Gov. Scott and the Great Bull Calf Walk
Published August 17, 2014
by Rob Christensen, News and Observer, August 16, 2014.
This year marks the 60th anniversary of one of the most celebrated campaign stunts in North Carolina political history, the Great Bull Calf Walk.
It was a campaign stunt from an earlier era, when North Carolina had far more tobacco barns than Starbucks, sushi restaurants and strip malls. And unlike many campaign gimmicks, it didn’t involve dirty politics.
The Great Bull Calf Walk took place during the Democratic Senate primary in 1954, when former Gov. Kerr Scott was challenging U.S. Sen. Alton Lennon of Wilmington. Lennon had been appointed to the Senate seat by Gov. William Umstead after the death of Sen. Willis Smith. At that time, North Carolina, like the rest of the South, was still a one-party state dominated by Democrats, so winning the primary was tantamount to winning the election.
Scott, who had been governor 1949 to 1953, was a dairy farmer from the Alamance County town of Haw River, and had built a following among rural people by championing farm-to-market roads, and extending electricity and telephone service to the countryside.
Campaigning in Eastern North Carolina, Scott told a radio audience he had once walked 21 miles in 1919 between Kinston and Hargett’s Crossroads while en route to a cow sale to save the dollar-per-mile taxi fare.
Walk the walk
As a campaign gimmick, Scott offered a bull calf to anyone who could walk the 21 miles in less than six hours – the time it took him to walk the distance.
In Pink Hill, Scott gave away 39 bull calves to those whose walk broke the six-hour barrier. Most of the calves were donated by the North Carolina Jersey Cattle Breeders Association.
The first calf was presented to Paul Simpson, a Burlington postman who traveled the 21 miles in the fastest time, 4 hours and 8 minutes.

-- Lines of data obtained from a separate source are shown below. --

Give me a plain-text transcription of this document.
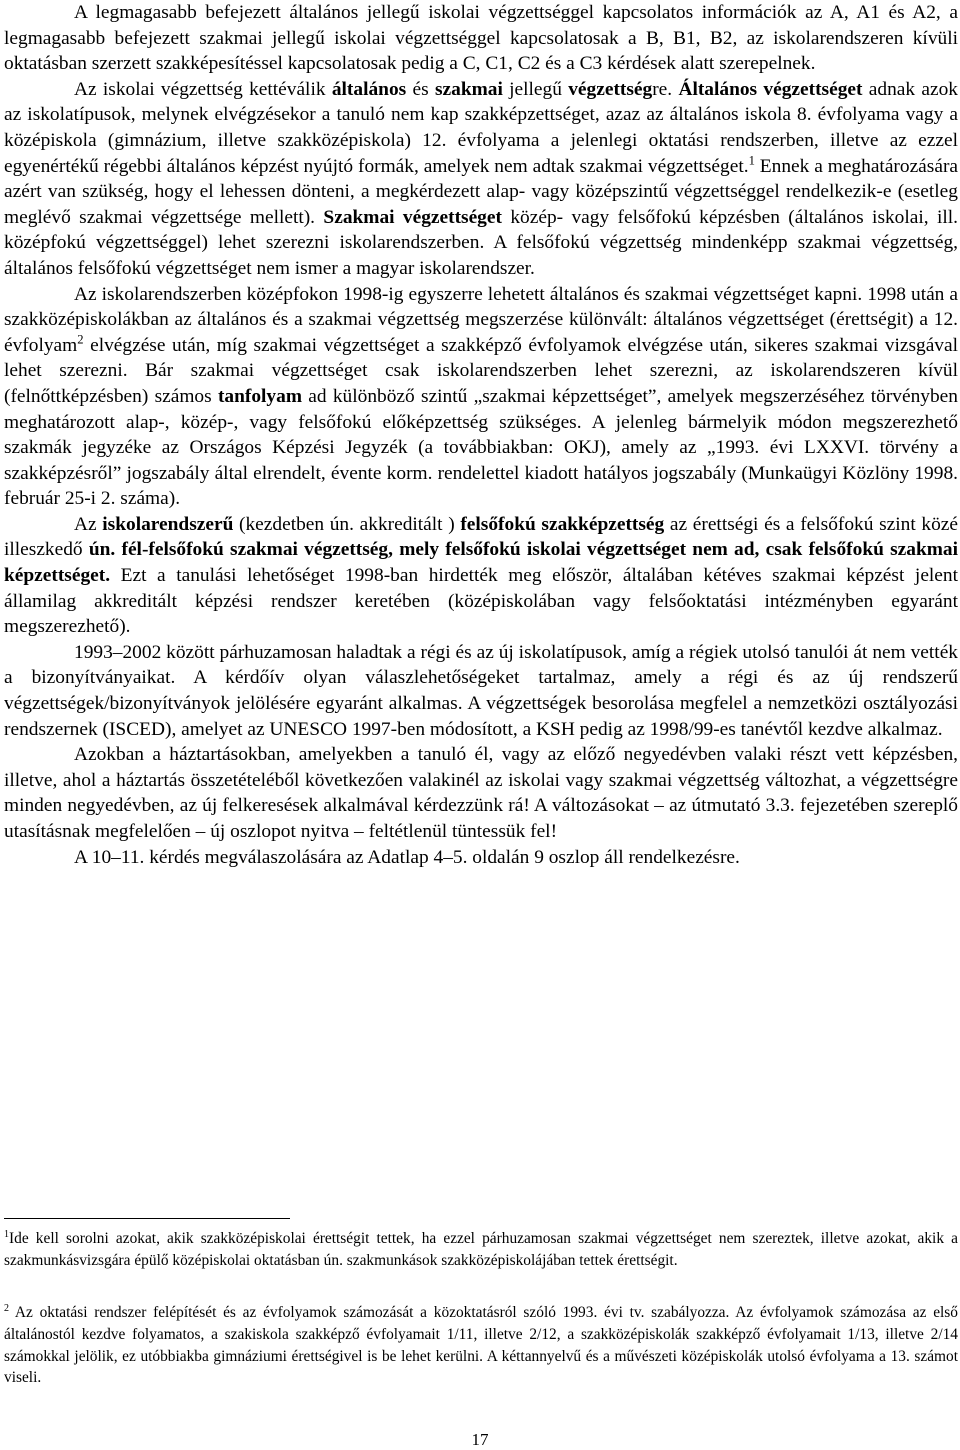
A legmagasabb befejezett általános jellegű iskolai végzettséggel kapcsolatos információk az A, A1 és A2, a legmagasabb befejezett szakmai jellegű iskolai végzettséggel kapcsolatosak a B, B1, B2, az iskolarendszeren kívüli oktatásban szerzett szakképesítéssel kapcsolatosak pedig a C, C1, C2 és a C3 kérdések alatt szerepelnek.

Az iskolai végzettség kettéválik általános és szakmai jellegű végzettségre. Általános végzettséget adnak azok az iskolatípusok, melynek elvégzésekor a tanuló nem kap szakképzettséget, azaz az általános iskola 8. évfolyama vagy a középiskola (gimnázium, illetve szakközépiskola) 12. évfolyama a jelenlegi oktatási rendszerben, illetve az ezzel egyenértékű régebbi általános képzést nyújtó formák, amelyek nem adtak szakmai végzettséget.$^1$ Ennek a meghatározására azért van szükség, hogy el lehessen dönteni, a megkérdezett alap- vagy középszintű végzettséggel rendelkezik-e (esetleg meglévő szakmai végzettsége mellett). Szakmai végzettséget közép- vagy felsőfokú képzésben (általános iskolai, ill. középfokú végzettséggel) lehet szerezni iskolarendszerben. A felsőfokú végzettség mindenképp szakmai végzettség, általános felsőfokú végzettséget nem ismer a magyar iskolarendszer.

Az iskolarendszerben középfokon 1998-ig egyszerre lehetett általános és szakmai végzettséget kapni. 1998 után a szakközépiskolákban az általános és a szakmai végzettség megszerzése különvált: általános végzettséget (érettségit) a 12. évfolyam$^2$ elvégzése után, míg szakmai végzettséget a szakképző évfolyamok elvégzése után, sikeres szakmai vizsgával lehet szerezni. Bár szakmai végzettséget csak iskolarendszerben lehet szerezni, az iskolarendszeren kívül (felnőttképzésben) számos tanfolyam ad különböző szintű „szakmai képzettséget”, amelyek megszerzéséhez törvényben meghatározott alap-, közép-, vagy felsőfokú előképzettség szükséges. A jelenleg bármelyik módon megszerezhető szakmák jegyzéke az Országos Képzési Jegyzék (a továbbiakban: OKJ), amely az „1993. évi LXXVI. törvény a szakképzésről” jogszabály által elrendelt, évente korm. rendelettel kiadott hatályos jogszabály (Munkaügyi Közlöny 1998. február 25-i 2. száma).

Az iskolarendszerű (kezdetben ún. akkreditált ) felsőfokú szakképzettség az érettségi és a felsőfokú szint közé illeszkedő ún. fél-felsőfokú szakmai végzettség, mely felsőfokú iskolai végzettséget nem ad, csak felsőfokú szakmai képzettséget. Ezt a tanulási lehetőséget 1998-ban hirdették meg először, általában kétéves szakmai képzést jelent államilag akkreditált képzési rendszer keretében (középiskolában vagy felsőoktatási intézményben egyaránt megszerezhető).

1993–2002 között párhuzamosan haladtak a régi és az új iskolatípusok, amíg a régiek utolsó tanulói át nem vették a bizonyítványaikat. A kérdőív olyan válaszlehetőségeket tartalmaz, amely a régi és az új rendszerű végzettségek/bizonyítványok jelölésére egyaránt alkalmas. A végzettségek besorolása megfelel a nemzetközi osztályozási rendszernek (ISCED), amelyet az UNESCO 1997-ben módosított, a KSH pedig az 1998/99-es tanévtől kezdve alkalmaz.

Azokban a háztartásokban, amelyekben a tanuló él, vagy az előző negyedévben valaki részt vett képzésben, illetve, ahol a háztartás összetételéből következően valakinél az iskolai vagy szakmai végzettség változhat, a végzettségre minden negyedévben, az új felkeresések alkalmával kérdezzünk rá! A változásokat – az útmutató 3.3. fejezetében szereplő utasításnak megfelelően – új oszlopot nyitva – feltétlenül tüntessük fel!

A 10–11. kérdés megválaszolására az Adatlap 4–5. oldalán 9 oszlop áll rendelkezésre.

$^1$Ide kell sorolni azokat, akik szakközépiskolai érettségit tettek, ha ezzel párhuzamosan szakmai végzettséget nem szereztek, illetve azokat, akik a szakmunkásvizsgára épülő középiskolai oktatásban ún. szakmunkások szakközépiskolájában tettek érettségit.
$^2$ Az oktatási rendszer felépítését és az évfolyamok számozását a közoktatásról szóló 1993. évi tv. szabályozza. Az évfolyamok számozása az első általánostól kezdve folyamatos, a szakiskola szakképző évfolyamait 1/11, illetve 2/12, a szakközépiskolák szakképző évfolyamait 1/13, illetve 2/14 számokkal jelölik, ez utóbbiakba gimnáziumi érettségivel is be lehet kerülni. A kéttannyelvű és a művészeti középiskolák utolsó évfolyama a 13. számot viseli.
17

Knowing a good publicity stunt when he saw one, Scott arrived in town in a sulky pulled by two mules and accompanied by a local high school band. The mayor inducted Scott into the Athletic Order of the Survivors of the Great Bull Calf Walk.
“There were thousands of people lining the road and cheering people on,” said Lauch Faircloth, a Scott lieutenant and a future U.S. senator. “There were truckloads of those calves. I think a lot of people won a calf who didn’t know quite what to do with it.”
The certificate
Those who completed the walk were awarded by the campaign a certificate. It read:
“Be it hereby known to all parties interested ... that (name) has, by participation in the Great Bull Calf Walk on 3 March, 1954, being from Kinston to Hargett’s Store, the same being several miles in distance, sufficiently demonstrated certain admirable qualities, including good humor, alertness and ability to stay in the fight. This then certifies that the bearer henceforth will be known as one who has caught up in hauling and doesn’t drag his feet.”
Scott, the liberal, went on to defeat Lennon, the conservative, in the Democratic primary and win the Senate seat. In Washington, he continued his walking ways, often hiking miles each morning from the Westchester Apartments in Northwest Washington to Capitol Hill.
The Great Bull Calf Walk entered Tar Heel folklore, even making its way into a novel by New York Times columnist Tom Wicker.
Of course, Scott is not the only politician responsible for spreading bull across the state. But he is the only one who has owned up to it.